JOHNE’S disease was an intensely divisive issue when states maintained and actively prosecuted the Protection Zone policy but with the approaching deadline of June 30, new divisions are set to emerge within Queensland only this time they will be market driven.
Talk to a random selection of producers and agents in southern Queensland as I did earlier this week and the impression you will get is that JD is a forgotten issue.
The reason for that is because most states removed regulation on July 1, 2016 and moved to embrace a new approach to managing this endemic disease.
This new approach places producers in the driving seat and leaves it to them to determine what level of on-farm biosecurity they will take to manage the risks associated with this disease depending on what their market requirements are.
Gone are the days of state departments of agriculture quarantining properties as a control measure and since November last year gone also is the Australian Johne’s Disease Market Assurance Program for Cattle (CattleMAP).
In its place is what Animal Health Australia (AHA) refers to as an industry assurance system which features a revised National Cattle Health Declaration (formerly the Cattle Health Statement) and a voluntary risk profiling tool called J-BAS, the Johne’s Beef Assurance Score.
In Queensland, the shift from regulatory oversight to industry management included transitional arrangements for producers.
Properties which had no prior infection (most properties in Queensland) were allocated a J-BAS of 7. This recognised the low prevalence of JD in the state.
However, this transition period comes to an end on June 30.
From then on Queensland beef herd owners have the following options:
- Maintain J-BAS 7,
- Drop back to J-BAS 6,
- Step up to J-BAS 8 or
- Do nothing and lapse to J-BAS zero.
To maintain J-BAS 7, a herd owner has to apply a farm bio-security plan which has been developed and is implemented and reviewed annually by a veterinarian.
Also by 30 June 2018, a check test of 50 representative adult cattle from the herd must be carried out.
Dropping back to J-BAS 6 still requires a farm bio-security plan that addresses JD risks but the involvement of a veterinarian and check testing are not required.
Stepping up to J-BAS 8 is similar to J-BAS 7 only the sample test requires 210-300 adult cattle repeated two years apart.
And finally if herd owners choose to do nothing by June 30 (that is they fail to apply a farm bio-security plan that addresses JD risks) then their J-BAS automatically drops to zero.
The important thing here to understand is that a score of zero is equivalent to an infected and unmanaged herd.
But that in itself is not as bad as the words might sound.
Herd owners can still breed, buy in, sell through saleyards and send their cattle to meatworks.
Even if the herd becomes infected with JD, Biosecurity Queensland will not restrict livestock movement or quarantine the property.

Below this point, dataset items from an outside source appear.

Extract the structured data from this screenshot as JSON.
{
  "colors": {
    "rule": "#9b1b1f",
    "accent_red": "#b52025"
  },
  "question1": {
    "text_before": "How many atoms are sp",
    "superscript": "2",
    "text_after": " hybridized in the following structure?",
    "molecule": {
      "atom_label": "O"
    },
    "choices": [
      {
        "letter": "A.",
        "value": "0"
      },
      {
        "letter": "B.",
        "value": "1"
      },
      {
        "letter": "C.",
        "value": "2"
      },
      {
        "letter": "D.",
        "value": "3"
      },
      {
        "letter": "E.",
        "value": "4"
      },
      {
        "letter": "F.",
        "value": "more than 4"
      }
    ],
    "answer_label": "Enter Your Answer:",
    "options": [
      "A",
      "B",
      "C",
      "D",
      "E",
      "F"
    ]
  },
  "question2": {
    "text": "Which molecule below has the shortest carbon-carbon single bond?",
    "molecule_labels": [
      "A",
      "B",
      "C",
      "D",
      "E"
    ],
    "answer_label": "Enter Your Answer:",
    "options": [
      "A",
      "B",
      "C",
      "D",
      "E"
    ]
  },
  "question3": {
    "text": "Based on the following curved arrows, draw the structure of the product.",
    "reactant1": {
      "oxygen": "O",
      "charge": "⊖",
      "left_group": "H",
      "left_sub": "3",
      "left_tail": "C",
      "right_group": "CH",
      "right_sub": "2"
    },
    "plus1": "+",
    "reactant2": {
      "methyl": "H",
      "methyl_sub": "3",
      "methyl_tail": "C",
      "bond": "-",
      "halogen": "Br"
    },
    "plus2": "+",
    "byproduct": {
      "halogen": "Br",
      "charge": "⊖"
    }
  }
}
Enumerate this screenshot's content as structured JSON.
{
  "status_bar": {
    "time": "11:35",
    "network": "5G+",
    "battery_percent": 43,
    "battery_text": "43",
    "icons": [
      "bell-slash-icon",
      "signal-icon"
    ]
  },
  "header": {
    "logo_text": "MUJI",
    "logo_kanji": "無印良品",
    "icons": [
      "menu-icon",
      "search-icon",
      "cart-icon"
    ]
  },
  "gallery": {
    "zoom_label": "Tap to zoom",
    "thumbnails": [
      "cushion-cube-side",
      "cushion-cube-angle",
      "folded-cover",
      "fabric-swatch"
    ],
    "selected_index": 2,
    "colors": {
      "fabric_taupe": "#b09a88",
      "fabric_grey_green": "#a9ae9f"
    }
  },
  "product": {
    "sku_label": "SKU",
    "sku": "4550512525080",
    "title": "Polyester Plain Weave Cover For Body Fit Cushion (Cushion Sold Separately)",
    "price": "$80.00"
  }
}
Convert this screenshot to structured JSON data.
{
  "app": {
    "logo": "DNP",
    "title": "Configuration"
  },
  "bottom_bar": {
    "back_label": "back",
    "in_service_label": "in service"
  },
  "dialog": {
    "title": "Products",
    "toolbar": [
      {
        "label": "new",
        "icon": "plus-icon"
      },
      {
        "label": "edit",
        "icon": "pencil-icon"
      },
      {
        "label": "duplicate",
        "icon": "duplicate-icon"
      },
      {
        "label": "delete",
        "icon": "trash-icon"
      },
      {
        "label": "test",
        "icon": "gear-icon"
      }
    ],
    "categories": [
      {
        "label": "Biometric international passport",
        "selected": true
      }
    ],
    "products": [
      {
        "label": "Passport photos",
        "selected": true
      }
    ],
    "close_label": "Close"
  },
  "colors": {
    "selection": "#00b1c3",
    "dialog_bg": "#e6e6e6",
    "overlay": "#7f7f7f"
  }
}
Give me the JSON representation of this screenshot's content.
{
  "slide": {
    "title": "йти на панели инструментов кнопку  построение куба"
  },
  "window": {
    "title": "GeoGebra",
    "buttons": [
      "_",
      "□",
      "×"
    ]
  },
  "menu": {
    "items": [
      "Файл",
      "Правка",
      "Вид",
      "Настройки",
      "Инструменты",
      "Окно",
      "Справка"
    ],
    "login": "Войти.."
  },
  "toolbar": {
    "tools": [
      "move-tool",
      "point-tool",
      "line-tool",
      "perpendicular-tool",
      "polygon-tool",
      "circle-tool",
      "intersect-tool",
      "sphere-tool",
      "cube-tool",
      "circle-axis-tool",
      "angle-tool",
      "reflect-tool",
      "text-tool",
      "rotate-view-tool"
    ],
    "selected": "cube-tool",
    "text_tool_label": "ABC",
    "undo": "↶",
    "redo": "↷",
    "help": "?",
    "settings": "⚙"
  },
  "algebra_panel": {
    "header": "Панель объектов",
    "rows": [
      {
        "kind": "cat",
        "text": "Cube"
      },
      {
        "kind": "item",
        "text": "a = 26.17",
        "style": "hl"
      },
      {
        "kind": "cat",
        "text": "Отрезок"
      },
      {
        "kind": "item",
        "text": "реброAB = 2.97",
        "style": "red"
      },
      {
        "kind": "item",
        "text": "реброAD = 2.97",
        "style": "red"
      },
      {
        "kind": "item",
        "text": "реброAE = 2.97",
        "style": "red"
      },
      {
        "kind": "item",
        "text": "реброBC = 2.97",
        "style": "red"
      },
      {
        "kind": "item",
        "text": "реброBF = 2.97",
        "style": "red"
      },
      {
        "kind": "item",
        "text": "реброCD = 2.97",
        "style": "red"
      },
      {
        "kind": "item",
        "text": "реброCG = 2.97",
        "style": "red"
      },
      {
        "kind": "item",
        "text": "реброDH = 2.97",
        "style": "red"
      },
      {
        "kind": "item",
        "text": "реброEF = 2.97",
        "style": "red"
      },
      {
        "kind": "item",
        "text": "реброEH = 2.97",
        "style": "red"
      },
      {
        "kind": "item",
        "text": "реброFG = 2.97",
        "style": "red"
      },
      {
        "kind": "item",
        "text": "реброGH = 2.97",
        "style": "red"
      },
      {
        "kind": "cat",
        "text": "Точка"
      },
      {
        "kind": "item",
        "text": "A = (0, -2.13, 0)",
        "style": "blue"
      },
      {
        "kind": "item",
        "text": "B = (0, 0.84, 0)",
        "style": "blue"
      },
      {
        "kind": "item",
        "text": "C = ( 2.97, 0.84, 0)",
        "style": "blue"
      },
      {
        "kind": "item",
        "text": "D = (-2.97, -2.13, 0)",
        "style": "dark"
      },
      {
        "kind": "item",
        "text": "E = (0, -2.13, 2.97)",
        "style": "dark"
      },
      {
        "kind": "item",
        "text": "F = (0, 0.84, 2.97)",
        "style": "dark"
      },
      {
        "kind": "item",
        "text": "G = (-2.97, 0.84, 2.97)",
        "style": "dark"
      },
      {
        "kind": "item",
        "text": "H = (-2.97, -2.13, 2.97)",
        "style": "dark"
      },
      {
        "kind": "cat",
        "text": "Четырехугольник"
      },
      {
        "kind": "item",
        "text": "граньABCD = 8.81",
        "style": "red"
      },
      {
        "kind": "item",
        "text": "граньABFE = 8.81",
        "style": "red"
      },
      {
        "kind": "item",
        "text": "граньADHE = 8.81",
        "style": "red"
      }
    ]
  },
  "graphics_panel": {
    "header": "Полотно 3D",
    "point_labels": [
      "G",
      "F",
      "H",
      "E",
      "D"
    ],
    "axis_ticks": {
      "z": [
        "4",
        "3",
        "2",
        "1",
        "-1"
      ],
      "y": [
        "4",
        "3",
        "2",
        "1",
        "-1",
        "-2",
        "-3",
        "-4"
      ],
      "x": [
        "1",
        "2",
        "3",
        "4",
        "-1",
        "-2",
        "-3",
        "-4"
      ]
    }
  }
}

The herd owner will simply be required to take practical and reasonable steps to contain the infection on property and reduce the risk of further spread.
Judging by the response I got in contacting producers and agents this week, it would seem a fairly safe bet that the ‘do-nothing’ option will overwhelmingly prevail in Southern Queensland at least.
But the buy-sell freedom of J-BAS zero does have a seriously important limitation if interstate movements are implicated.
In the case of Queensland this specifically relates to live export cattle trucked into the Northern Territory for shipment out of Darwin.
NT Government requirement for cattle entering NT from July 1, 2017 is a J-BAS 6 or higher.
Therefore any Queensland producer who wants to retain access to the live trade through Darwin will need to have adopted a bio-security plan by June 30.
This will have higher relevance in the north and north-west of the state but as has been seen in the past, cattle have been trucked to Darwin from many parts of Queensland ranging right down to the far south-west and border regions.
Realisation of the importance of this issue has stepped up with the deadline now little more than a month away and north Queensland agents are making sure their clients are aware.
What may eventuate is a relatively high adoption rate of bio-security plans in the north to maintain J-BAS 6 or better and a relatively low adoption rate in central and southern parts of the state resulting predominately in J-BAS zero herds there.
Unintended as such a division might be, the consequence for the live trade in direct movement of shippers and secondary movements of light backgrounding types could be significant.
Steady for the moment
SLAUGHTERINGS across the eastern states last week were sitting at 132,392. That’s only 1pc below the previous week’s high point for the year so far, according to MLA’s Market Reporting Service.
This steady flow of cattle has kept over-the-hooks rates unchanged for three weeks now with indicator four-tooth ox at 510c/kg and heavy cow at 455c in southern Queensland.
Queensland’s female kill was down by only 200 head but the male cattle component was back 1500 head due in large part to a day lost at Dinmore.
New South Wales made up for this with 1700 more cattle in their kill last week, mostly females.
But this period of relative harmony is not expected to last.
One major processor I spoke to early in the week said the kill for the latter half of June is looking to be very tight.
He also said that heavier feeder types are becoming noticeably harder to source so while end-of-tax-year considerations may be playing a part it may also be the case that the much anticipated third-quarter supply slump is making an early start.